The confrontations have coincided with Hamas’s increasingly desperate situation. The tiny territory has been under Israeli and Egyptian blockade since Hamas, considered a terrorist group by much of the West, wrested power in 2007. It hasn’t recovered from three devastating wars with Israel, and Palestinian Authority President Mahmoud Abbas has deepened the hardship with economic sanctions on Gaza intended to batter Hamas.
Underground Tunnels
In its operation on July 14, Israeli aircraft pounded dozens of Hamas targets, hitting two underground tunnels militants dug to infiltrate Israel to carry out attacks, and other compounds including a training facility and a site used to prepare kites and balloons for airborne arson attacks, the military said.
The Health Ministry in Gaza said the teenagers, aged 15 and 16, were killed by shrapnel from an Israeli attack on the training facility.
Projectiles fell next to a synagogue and in the yard of a home in the Israeli town of Sderot, the Ynet news website reported.

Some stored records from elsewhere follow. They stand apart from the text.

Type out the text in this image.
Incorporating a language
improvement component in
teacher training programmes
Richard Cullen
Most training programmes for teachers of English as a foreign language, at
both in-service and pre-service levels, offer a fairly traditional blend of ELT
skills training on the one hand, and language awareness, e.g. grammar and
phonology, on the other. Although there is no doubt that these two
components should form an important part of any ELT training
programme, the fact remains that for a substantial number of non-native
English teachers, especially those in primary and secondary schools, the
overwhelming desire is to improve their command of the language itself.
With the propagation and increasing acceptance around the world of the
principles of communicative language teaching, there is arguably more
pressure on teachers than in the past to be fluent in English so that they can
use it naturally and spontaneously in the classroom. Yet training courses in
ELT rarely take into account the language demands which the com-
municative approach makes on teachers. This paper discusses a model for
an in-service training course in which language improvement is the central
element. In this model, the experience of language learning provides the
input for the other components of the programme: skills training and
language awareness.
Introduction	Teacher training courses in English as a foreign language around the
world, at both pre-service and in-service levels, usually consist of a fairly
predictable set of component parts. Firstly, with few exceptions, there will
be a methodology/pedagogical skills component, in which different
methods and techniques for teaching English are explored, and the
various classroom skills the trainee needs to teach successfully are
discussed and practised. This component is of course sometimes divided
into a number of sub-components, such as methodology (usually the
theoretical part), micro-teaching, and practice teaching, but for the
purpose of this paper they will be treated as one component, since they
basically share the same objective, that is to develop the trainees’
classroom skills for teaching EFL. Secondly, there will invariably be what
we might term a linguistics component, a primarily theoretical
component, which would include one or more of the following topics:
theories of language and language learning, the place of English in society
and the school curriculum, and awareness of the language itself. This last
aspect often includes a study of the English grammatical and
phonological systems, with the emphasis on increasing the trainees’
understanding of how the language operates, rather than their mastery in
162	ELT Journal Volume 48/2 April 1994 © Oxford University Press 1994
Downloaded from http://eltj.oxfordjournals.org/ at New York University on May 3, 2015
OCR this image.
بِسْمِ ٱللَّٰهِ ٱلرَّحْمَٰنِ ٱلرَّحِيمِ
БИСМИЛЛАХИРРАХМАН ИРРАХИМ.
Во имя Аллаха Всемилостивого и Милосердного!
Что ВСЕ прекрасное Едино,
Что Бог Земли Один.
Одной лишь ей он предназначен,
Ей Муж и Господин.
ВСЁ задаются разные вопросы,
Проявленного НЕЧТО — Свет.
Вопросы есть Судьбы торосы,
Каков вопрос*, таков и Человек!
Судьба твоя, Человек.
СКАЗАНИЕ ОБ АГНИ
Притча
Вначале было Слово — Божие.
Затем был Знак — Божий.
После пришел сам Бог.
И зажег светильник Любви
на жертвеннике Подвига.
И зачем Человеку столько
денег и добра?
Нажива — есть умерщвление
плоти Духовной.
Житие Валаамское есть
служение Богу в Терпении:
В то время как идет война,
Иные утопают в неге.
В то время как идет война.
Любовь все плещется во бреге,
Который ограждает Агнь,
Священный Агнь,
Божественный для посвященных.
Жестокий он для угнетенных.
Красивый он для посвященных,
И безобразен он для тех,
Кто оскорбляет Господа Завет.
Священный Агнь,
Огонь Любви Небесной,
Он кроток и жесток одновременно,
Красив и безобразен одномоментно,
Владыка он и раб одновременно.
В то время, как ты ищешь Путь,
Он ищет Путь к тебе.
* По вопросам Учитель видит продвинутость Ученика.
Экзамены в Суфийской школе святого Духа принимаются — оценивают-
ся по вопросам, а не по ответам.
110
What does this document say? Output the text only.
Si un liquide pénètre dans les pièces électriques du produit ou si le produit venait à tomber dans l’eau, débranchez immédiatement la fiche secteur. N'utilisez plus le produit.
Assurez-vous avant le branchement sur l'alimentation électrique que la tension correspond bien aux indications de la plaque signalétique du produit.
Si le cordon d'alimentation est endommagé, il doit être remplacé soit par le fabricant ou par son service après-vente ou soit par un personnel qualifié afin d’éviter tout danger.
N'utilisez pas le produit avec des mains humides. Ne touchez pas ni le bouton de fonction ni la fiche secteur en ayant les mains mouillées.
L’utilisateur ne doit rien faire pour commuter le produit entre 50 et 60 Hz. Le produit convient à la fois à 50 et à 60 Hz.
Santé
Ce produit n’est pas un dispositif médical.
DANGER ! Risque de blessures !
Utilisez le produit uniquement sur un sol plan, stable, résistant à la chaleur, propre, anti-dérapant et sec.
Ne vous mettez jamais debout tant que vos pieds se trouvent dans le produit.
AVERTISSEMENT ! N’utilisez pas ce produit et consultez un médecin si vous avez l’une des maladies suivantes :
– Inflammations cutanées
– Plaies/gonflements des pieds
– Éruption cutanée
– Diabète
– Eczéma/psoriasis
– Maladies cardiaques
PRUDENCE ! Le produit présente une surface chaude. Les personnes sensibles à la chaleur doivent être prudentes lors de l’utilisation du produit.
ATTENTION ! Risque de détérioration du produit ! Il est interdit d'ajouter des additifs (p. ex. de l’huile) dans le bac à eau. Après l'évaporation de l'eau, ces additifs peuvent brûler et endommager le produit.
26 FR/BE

One person sustained moderate injuries and two were hurt lightly, Israel’s Magen David Adom rescue service said.
According to the military, Palestinians fired more than 190 mortar shells and rockets at southern Israel on July 14. More than three dozen launches were intercepted by missile defenses.
“We will intensify our attacks as needed,†Netanyahu vowed in a video message.